Liza Oliver, Associate Professor of Art History and South Asia Studies at Wellesley College.
Oct 20, 2022 - 5:30
Virtual and in-person viewing of the livestream in the Lower Level, Auditorium (KAM62)

Join us for the first keynote lecture in the Early Modern Global Political Art symposium by scholar Liza Oliver.

This lecture is the first keynote lecture in the symposium, "Early Modern Global Political Art." It is supported by the School of Art & Design Visitors Committee, Samuel Kress Foundation, the Institute for Global Studies through a grant from the Hewlett Foundation, and a grant from the Illinois Arts Council, a state agency.

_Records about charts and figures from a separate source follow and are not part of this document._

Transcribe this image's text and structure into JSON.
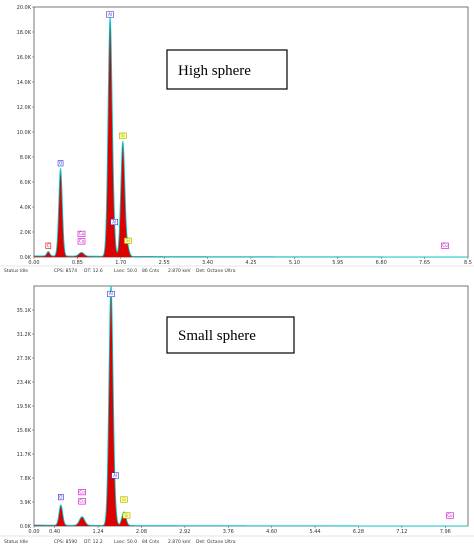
{
  "charts": [
    {
      "panel_title": "High sphere",
      "status_bar": [
        "Status Idle",
        "CPS: 8574",
        "DT: 12.6",
        "Lsec: 50.0",
        "86 Cnts",
        "2.870 keV",
        "Det: Octane Ultra"
      ]
    },
    {
      "panel_title": "Small sphere",
      "status_bar": [
        "Status Idle",
        "CPS: 8590",
        "DT: 12.2",
        "Lsec: 50.0",
        "84 Cnts",
        "2.870 keV",
        "Det: Octane Ultra"
      ]
    }
  ],
  "colors": {
    "fill": "#dd0000",
    "outline": "#00cccc",
    "label_blue": "#3333cc",
    "label_magenta": "#cc00cc",
    "label_yellow": "#aaaa00",
    "label_red": "#dd0000"
  },
  "chart_data": [
    {
      "type": "area",
      "title": "High sphere",
      "xlabel": "",
      "ylabel": "",
      "xlim": [
        0,
        8.5
      ],
      "ylim": [
        0,
        20000
      ],
      "x_ticks": [
        "0.00",
        "0.85",
        "1.70",
        "2.55",
        "3.40",
        "4.25",
        "5.10",
        "5.95",
        "6.80",
        "7.65",
        "8.5"
      ],
      "y_ticks": [
        "2.0K",
        "4.0K",
        "6.0K",
        "8.0K",
        "10.0K",
        "12.0K",
        "14.0K",
        "16.0K",
        "18.0K",
        "20.0K"
      ],
      "peaks": [
        {
          "x": 0.28,
          "y": 350,
          "w": 0.03
        },
        {
          "x": 0.52,
          "y": 7000,
          "w": 0.035
        },
        {
          "x": 0.93,
          "y": 300,
          "w": 0.05
        },
        {
          "x": 1.49,
          "y": 19000,
          "w": 0.04
        },
        {
          "x": 1.56,
          "y": 1500,
          "w": 0.03
        },
        {
          "x": 1.74,
          "y": 9200,
          "w": 0.04
        },
        {
          "x": 1.84,
          "y": 600,
          "w": 0.03
        }
      ],
      "background": 90,
      "peak_labels": [
        {
          "text": "C",
          "x": 0.28,
          "y": 800,
          "color": "label_red"
        },
        {
          "text": "O",
          "x": 0.52,
          "y": 7400,
          "color": "label_blue"
        },
        {
          "text": "Cu",
          "x": 0.93,
          "y": 1750,
          "color": "label_magenta"
        },
        {
          "text": "Cu",
          "x": 0.93,
          "y": 1150,
          "color": "label_magenta"
        },
        {
          "text": "Al",
          "x": 1.49,
          "y": 19300,
          "color": "label_blue"
        },
        {
          "text": "Al",
          "x": 1.57,
          "y": 2700,
          "color": "label_blue"
        },
        {
          "text": "Si",
          "x": 1.74,
          "y": 9600,
          "color": "label_yellow"
        },
        {
          "text": "Si",
          "x": 1.84,
          "y": 1200,
          "color": "label_yellow"
        },
        {
          "text": "Cu",
          "x": 8.05,
          "y": 800,
          "color": "label_magenta"
        }
      ]
    },
    {
      "type": "area",
      "title": "Small sphere",
      "xlabel": "",
      "ylabel": "",
      "xlim": [
        0,
        8.4
      ],
      "ylim": [
        0,
        39000
      ],
      "x_ticks": [
        "0.00",
        "0.40",
        "1.24",
        "2.08",
        "2.92",
        "3.76",
        "4.60",
        "5.44",
        "6.28",
        "7.12",
        "7.96"
      ],
      "x_tick_values": [
        0.0,
        0.4,
        1.24,
        2.08,
        2.92,
        3.76,
        4.6,
        5.44,
        6.28,
        7.12,
        7.96
      ],
      "y_ticks": [
        "3.9K",
        "7.8K",
        "11.7K",
        "15.6K",
        "19.5K",
        "23.4K",
        "27.3K",
        "31.2K",
        "35.1K"
      ],
      "peaks": [
        {
          "x": 0.52,
          "y": 3300,
          "w": 0.035
        },
        {
          "x": 0.93,
          "y": 1400,
          "w": 0.05
        },
        {
          "x": 1.49,
          "y": 39000,
          "w": 0.04
        },
        {
          "x": 1.57,
          "y": 1500,
          "w": 0.03
        },
        {
          "x": 1.74,
          "y": 2200,
          "w": 0.04
        }
      ],
      "background": 150,
      "peak_labels": [
        {
          "text": "O",
          "x": 0.52,
          "y": 4500,
          "color": "label_blue"
        },
        {
          "text": "Cu",
          "x": 0.93,
          "y": 5300,
          "color": "label_magenta"
        },
        {
          "text": "Cu",
          "x": 0.93,
          "y": 3800,
          "color": "label_magenta"
        },
        {
          "text": "Al",
          "x": 1.49,
          "y": 37500,
          "color": "label_blue"
        },
        {
          "text": "Al",
          "x": 1.57,
          "y": 8000,
          "color": "label_blue"
        },
        {
          "text": "Si",
          "x": 1.74,
          "y": 4100,
          "color": "label_yellow"
        },
        {
          "text": "Si",
          "x": 1.79,
          "y": 1500,
          "color": "label_yellow"
        },
        {
          "text": "Cu",
          "x": 8.05,
          "y": 1500,
          "color": "label_magenta"
        }
      ]
    }
  ]
}
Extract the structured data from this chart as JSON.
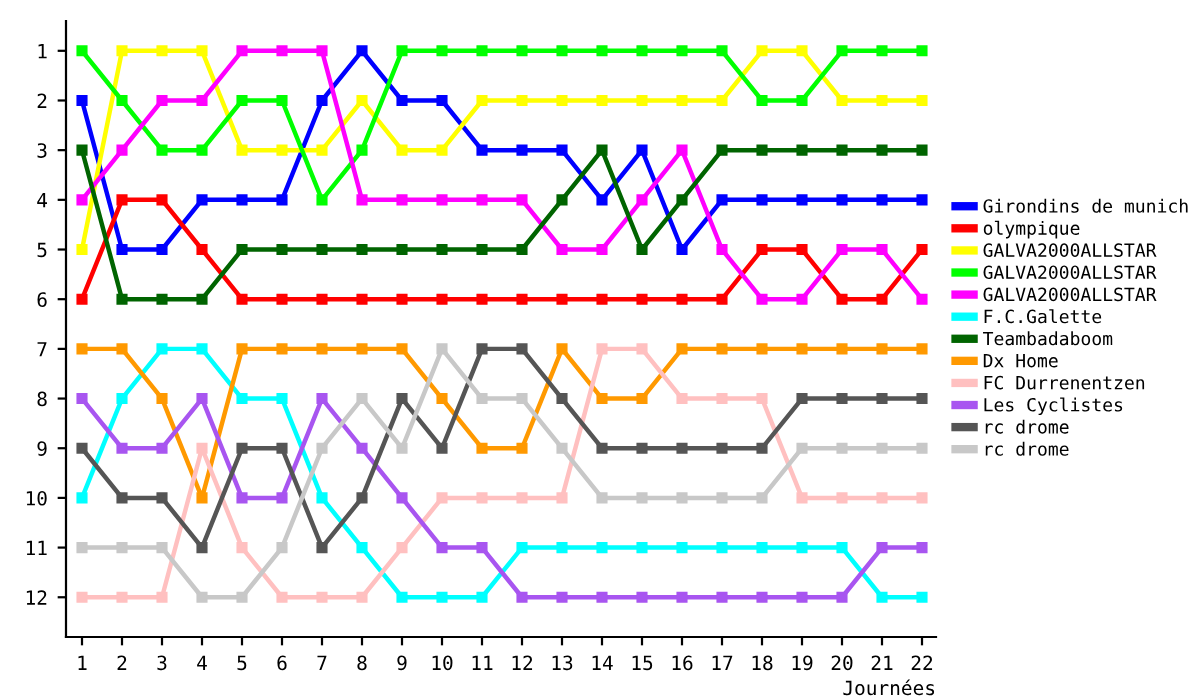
{
  "chart_data": {
    "type": "line",
    "xlabel": "Journées",
    "x": [
      1,
      2,
      3,
      4,
      5,
      6,
      7,
      8,
      9,
      10,
      11,
      12,
      13,
      14,
      15,
      16,
      17,
      18,
      19,
      20,
      21,
      22
    ],
    "xlim": [
      0.6,
      22.35
    ],
    "xticks": [
      1,
      2,
      3,
      4,
      5,
      6,
      7,
      8,
      9,
      10,
      11,
      12,
      13,
      14,
      15,
      16,
      17,
      18,
      19,
      20,
      21,
      22
    ],
    "ylim": [
      12.8,
      0.4
    ],
    "yticks": [
      1,
      2,
      3,
      4,
      5,
      6,
      7,
      8,
      9,
      10,
      11,
      12
    ],
    "grid": false,
    "legend": "right",
    "marker": "square",
    "line_style": "solid",
    "series": [
      {
        "name": "Girondins de munich",
        "color": "#0000ff",
        "values": [
          2,
          5,
          5,
          4,
          4,
          4,
          2,
          1,
          2,
          2,
          3,
          3,
          3,
          4,
          3,
          5,
          4,
          4,
          4,
          4,
          4,
          4
        ]
      },
      {
        "name": "olympique",
        "color": "#ff0000",
        "values": [
          6,
          4,
          4,
          5,
          6,
          6,
          6,
          6,
          6,
          6,
          6,
          6,
          6,
          6,
          6,
          6,
          6,
          5,
          5,
          6,
          6,
          5
        ]
      },
      {
        "name": "GALVA2000ALLSTAR",
        "color": "#ffff00",
        "values": [
          5,
          1,
          1,
          1,
          3,
          3,
          3,
          2,
          3,
          3,
          2,
          2,
          2,
          2,
          2,
          2,
          2,
          1,
          1,
          2,
          2,
          2
        ]
      },
      {
        "name": "GALVA2000ALLSTAR",
        "color": "#00ff00",
        "values": [
          1,
          2,
          3,
          3,
          2,
          2,
          4,
          3,
          1,
          1,
          1,
          1,
          1,
          1,
          1,
          1,
          1,
          2,
          2,
          1,
          1,
          1
        ]
      },
      {
        "name": "GALVA2000ALLSTAR",
        "color": "#ff00ff",
        "values": [
          4,
          3,
          2,
          2,
          1,
          1,
          1,
          4,
          4,
          4,
          4,
          4,
          5,
          5,
          4,
          3,
          5,
          6,
          6,
          5,
          5,
          6
        ]
      },
      {
        "name": "F.C.Galette",
        "color": "#00ffff",
        "values": [
          10,
          8,
          7,
          7,
          8,
          8,
          10,
          11,
          12,
          12,
          12,
          11,
          11,
          11,
          11,
          11,
          11,
          11,
          11,
          11,
          12,
          12
        ]
      },
      {
        "name": "Teambadaboom",
        "color": "#006400",
        "values": [
          3,
          6,
          6,
          6,
          5,
          5,
          5,
          5,
          5,
          5,
          5,
          5,
          4,
          3,
          5,
          4,
          3,
          3,
          3,
          3,
          3,
          3
        ]
      },
      {
        "name": "Dx Home",
        "color": "#ff9900",
        "values": [
          7,
          7,
          8,
          10,
          7,
          7,
          7,
          7,
          7,
          8,
          9,
          9,
          7,
          8,
          8,
          7,
          7,
          7,
          7,
          7,
          7,
          7
        ]
      },
      {
        "name": "FC Durrenentzen",
        "color": "#ffc0c0",
        "values": [
          12,
          12,
          12,
          9,
          11,
          12,
          12,
          12,
          11,
          10,
          10,
          10,
          10,
          7,
          7,
          8,
          8,
          8,
          10,
          10,
          10,
          10
        ]
      },
      {
        "name": "Les Cyclistes",
        "color": "#a855f0",
        "values": [
          8,
          9,
          9,
          8,
          10,
          10,
          8,
          9,
          10,
          11,
          11,
          12,
          12,
          12,
          12,
          12,
          12,
          12,
          12,
          12,
          11,
          11
        ]
      },
      {
        "name": "rc drome",
        "color": "#555555",
        "values": [
          9,
          10,
          10,
          11,
          9,
          9,
          11,
          10,
          8,
          9,
          7,
          7,
          8,
          9,
          9,
          9,
          9,
          9,
          8,
          8,
          8,
          8
        ]
      },
      {
        "name": "rc drome",
        "color": "#c8c8c8",
        "values": [
          11,
          11,
          11,
          12,
          12,
          11,
          9,
          8,
          9,
          7,
          8,
          8,
          9,
          10,
          10,
          10,
          10,
          10,
          9,
          9,
          9,
          9
        ]
      }
    ]
  }
}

This talk considers how spectatorial sympathy, a governing principle of eighteenth-century British art and literature, was deployed by opposing sides of the debate on Britain’s slave trade in the decades preceding its abolition.

Considering broadsides, travel narratives, and caricatures, it argues for the ways in which sentiment became a common visual currency among both abolitionists and the pro-slavery lobby, with each side respectively seeking to sever or reaffirm the connection between morality on the one hand and self-interest and economic prosperity on the other.

About Liza Oliver

Liza Oliver is an Associate Professor of Art History and South Asia Studies at Wellesley College. Her research and publications focus on European colonial and imperial histories in South Asia and the West Indies. Her first book, Art, Trade, and Imperialism in Early Modern French India (2019), examined the integration of the French East India Company with the eighteenth-century textile industries of India’s Coromandel Coast.

Her current book project, Empire of Hunger: Representing Famine, Land, and Labor in Colonial India, explores the many famines that devastated South Asia in the second half of the nineteenth century and how photographs aided the constitution of British colonial policies around famine, land, and agricultural labor.

Uniting art historical analysis with political ecology and environmental and food studies, it illuminates the fraught convergence of economic liberalism and humanitarianism in colonial India.